This morning the world was wrapped in a beauteous, soft-focus fog. Usually Vancouver fog is clammy and bone-chilling, but today it was rather warm. Those car headlights are not even half a block away; the houses across the street were noticeably fuzzy. This is not the thickest fog I've seen in Vancouver. I remember a ten-day fog that descended on the city many years ago, during which you could not see the house next door. You couldn't go to work; the city buses couldn't run. It was serene and dignified, and when it seemed to be letting up a bit you ran out to buy some more milk, then hunkered down for further welcome, enforced rest.
Well, today's fog didn't last but I couldn't give you details because on my bus up the mountain to work we rose suddenly above the cloudline and were in a perfect, sunny, cold fall morning. For the rest of the day, whenever I looked out the window I could see another cloud lifting off the city below, rising to dissolve against the blue mountains across the harbour.

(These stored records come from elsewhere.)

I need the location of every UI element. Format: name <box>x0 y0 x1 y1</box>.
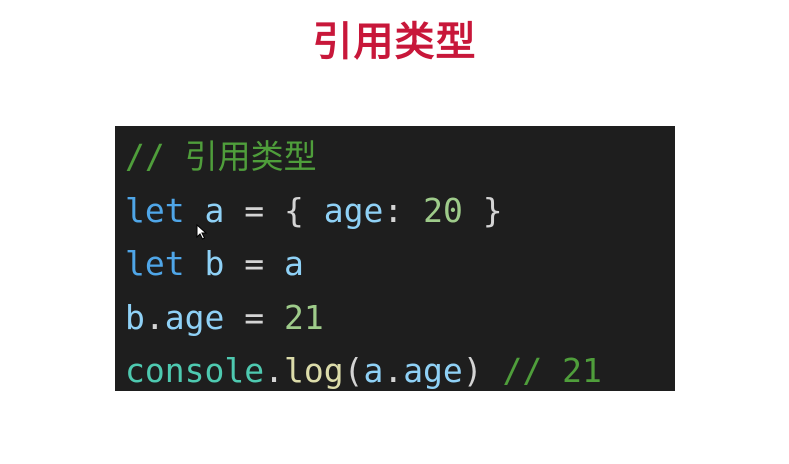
code-keyword-let: let <box>125 190 185 230</box>
code-dot: . <box>264 351 284 390</box>
code-line-5: console.log(a.age) // 21 <box>125 344 675 391</box>
code-comment: // 引用类型 <box>125 137 317 176</box>
code-line-3: let b = a <box>125 237 675 291</box>
code-variable-b: b <box>204 244 225 283</box>
code-comment: // 21 <box>502 351 602 390</box>
code-panel: // 引用类型 let a = { age: 20 } let b = a b.… <box>115 126 675 391</box>
code-line-4: b.age = 21 <box>125 291 675 345</box>
code-line-1: // 引用类型 <box>125 130 675 184</box>
code-colon: : <box>383 190 404 230</box>
code-variable-b: b <box>125 297 145 337</box>
code-function-log: log <box>283 351 344 390</box>
code-number-20: 20 <box>423 190 463 230</box>
code-brace-open: { <box>283 190 304 230</box>
code-dot: . <box>383 351 404 390</box>
code-property-age: age <box>403 351 463 390</box>
code-paren-open: ( <box>343 351 364 390</box>
slide: 引用类型 // 引用类型 let a = { age: 20 } let b =… <box>0 0 789 464</box>
code-property-age: age <box>164 297 225 337</box>
code-operator-equals: = <box>244 190 265 230</box>
code-dot: . <box>144 297 165 337</box>
code-keyword-let: let <box>125 244 185 283</box>
mouse-pointer-icon <box>196 224 208 240</box>
code-operator-equals: = <box>244 244 265 283</box>
code-property-age: age <box>323 190 384 230</box>
code-variable-a: a <box>283 244 304 283</box>
code-operator-equals: = <box>244 297 265 337</box>
code-number-21: 21 <box>283 297 324 337</box>
code-paren-close: ) <box>462 351 483 390</box>
slide-title: 引用类型 <box>312 19 477 65</box>
code-variable-a: a <box>363 351 384 390</box>
code-brace-close: } <box>482 190 503 230</box>
code-console: console <box>125 351 265 390</box>
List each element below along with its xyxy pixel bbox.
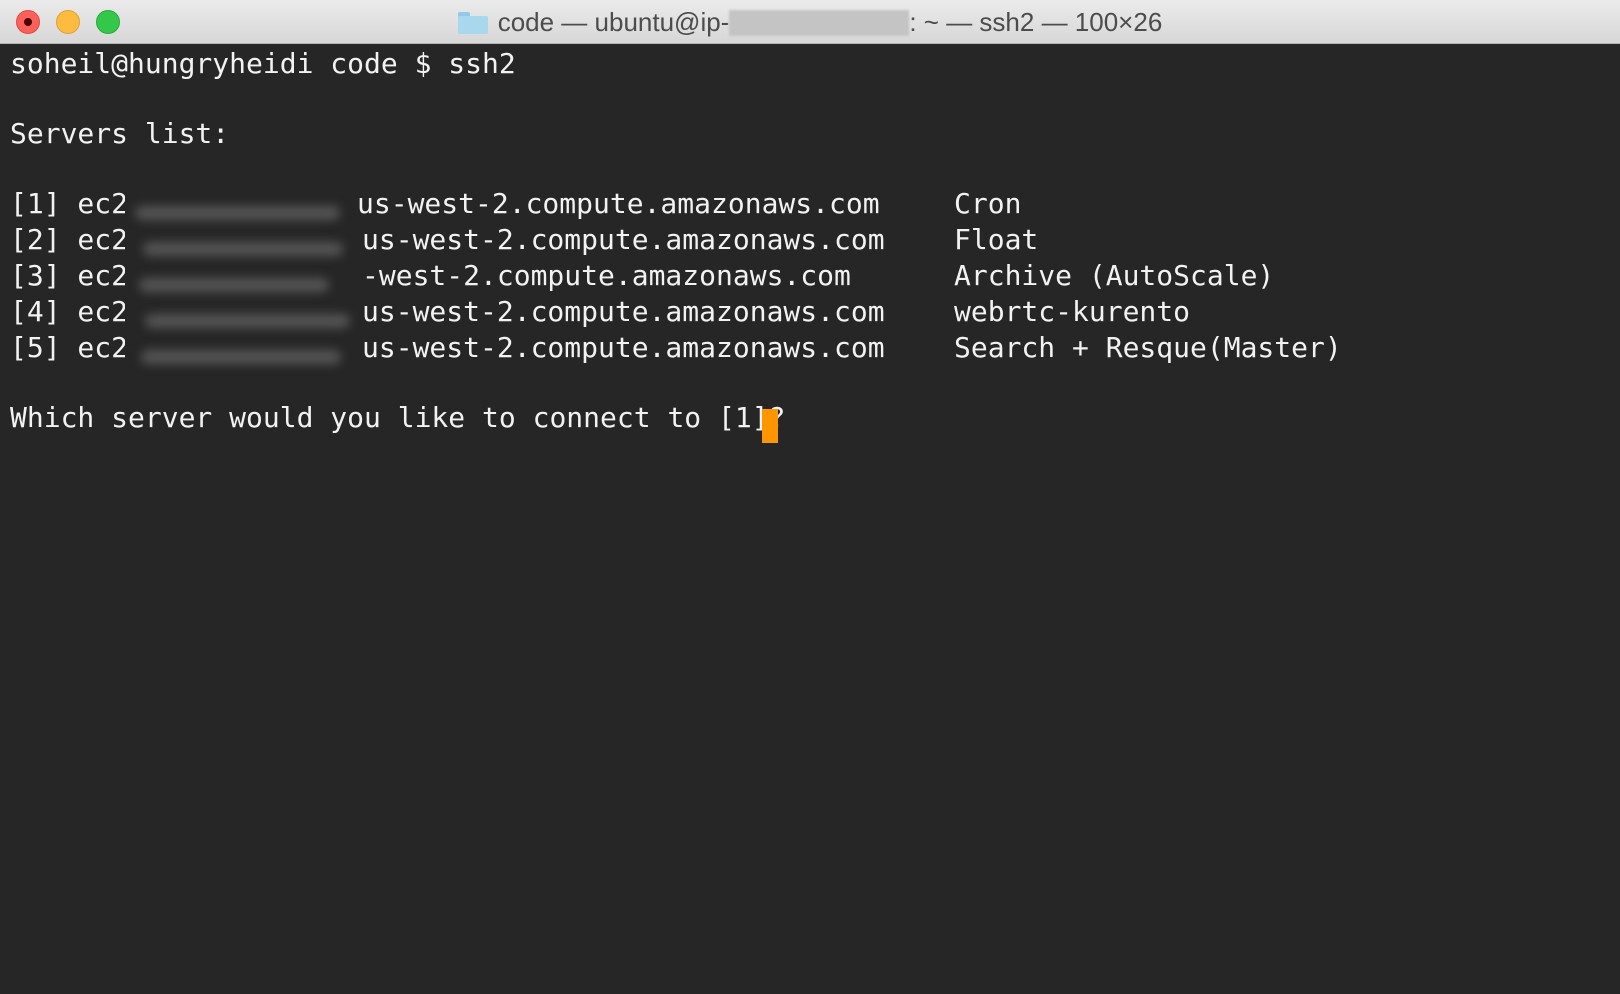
servers-list-heading: Servers list: [10,117,230,150]
connect-question: Which server would you like to connect t… [10,401,803,434]
server-row-label: Float [954,223,1039,256]
server-row-index: [1] ec2 [10,187,129,220]
server-row-label: Archive (AutoScale) [954,259,1275,292]
redacted-hostname [729,10,910,36]
server-row-index: [2] ec2 [10,223,129,256]
window-title-prefix: code — ubuntu@ip- [497,7,730,37]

There is fog in Brooklyn; but there isn't
this fog. However, Brooklyn has great lightning storms, which B.C. generally does not.
Some other differences:
- people here wait on the sidewalk to cross the street. If you step down into the gutter to prepare for a dash across the street, you are endangering yourself and others. The drivers will screech to a halt, in the belief that you are beginning your advance across the street.
- on the SkyTrain, people are not reluctant to take the inside seat.
- in Vancouver, you thank your bus driver.
I was actually sure I had heard people in Brooklyn thank their bus drivers; but Winnifred assures me I had just heard
us thank our bus drivers while we were in Brooklyn. Apparently it's a B.C. habit I never kicked. Thank God there's one thing I don't have to relearn.
2 comments:
You totally thank the driver in New York? Whadaya mean?
I'm not following your syntax. You do thank the driver in New York? Or you don't?